Try adjusting the shadow for a directional light to be Brazil2Ray Shadows and then set the mode for these shadows to Rectangular with the dimension adjusted to taste based on your scene size. Here’s a sample… check out the directional light’s settings in Object Props.

GlassGlossyRefraction.3dm (144.9 KB)

Cool trick! It also makes the shadows outside the test building blurry.


So there’s no way to tell a material (not a light) to ‘scatter’ light rays as they pass through?

It’s not supported in Neon, but Brazil now supports “thin translucency” which sounds like what you want.

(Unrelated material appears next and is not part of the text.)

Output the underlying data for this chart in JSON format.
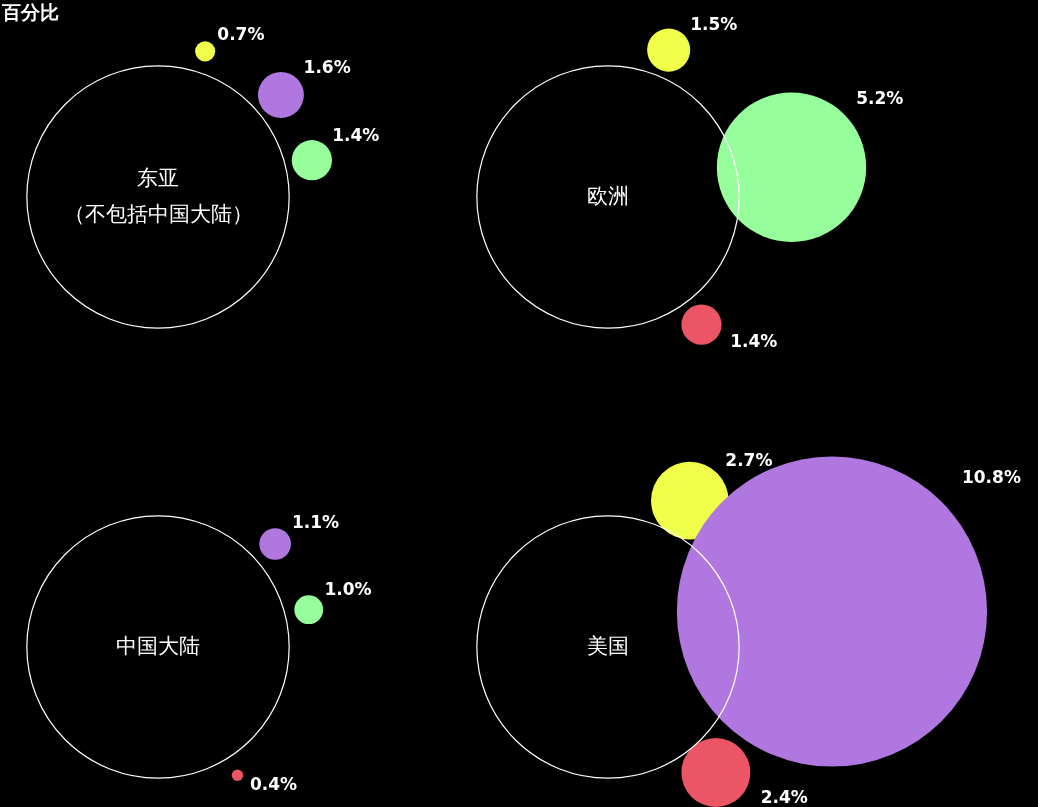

Try making your roof a “paper” variant of the Brazil Advanced Material, or you can use the Thin Translucency texture in the…extra light? slot to add the effect to any BAM.

If I understand your question correctly, then you will probably need to use photons. You are talking about light coming through a piece of glass and landing on a diffuse object (like the floor). This happens by refractive transmission and is often approximated in raytracers by “transparent shadows” - otherwise known as “fake caustics”.

However, if you’re doing something out of the ordinary (like using a glossy piece of glass) then you’ll need to use real caustics - and this is implemented in Brazil using photon mapping.

Attached is an image and a working 3dm file that demonstrates this. The green piece of glass is non-glossy (ie - standard glass with a green filter). The red piece has glossy refraction. What you are seeing on the ground is the result of refractive scattering captured by photon mapping.

  • Andy

glossy_photons.3dm (111.9 KB)

I think for the translucent fiberglass or plastic top of a semi as described here, the “paper” material would do the trick, no?

I’ll give both a shot, thank you so much!!

This is what makes Rhino so great: The team at McNeel behind the product.

It looks like Neon does not support caustics, nor can I find the ‘paper’ anywhere in the ‘Brazil Advanced Material’. (nor ‘Thin Translucency’ in any of the texture slots)

Brazil 2.02 from 2012 is what I’m running. Looks like I can update to the 2013 version and see what other goodies await. :smile:

As for this particular project, I’ll be using the ‘Material as light’ option, or a couple linear lights to do the trick.

It depends what you’re looking at Jim. If you’re looking at the glass, then you will need the thin translucency shader to get the right effect on the “back” of the glass. If you’re looking at the floor then the problem is transmission - and for that you will need photons.

Yup - right now, Neon doesn’t support photon mapping.

Update your Brazil to SR3 - that will add the paper shader.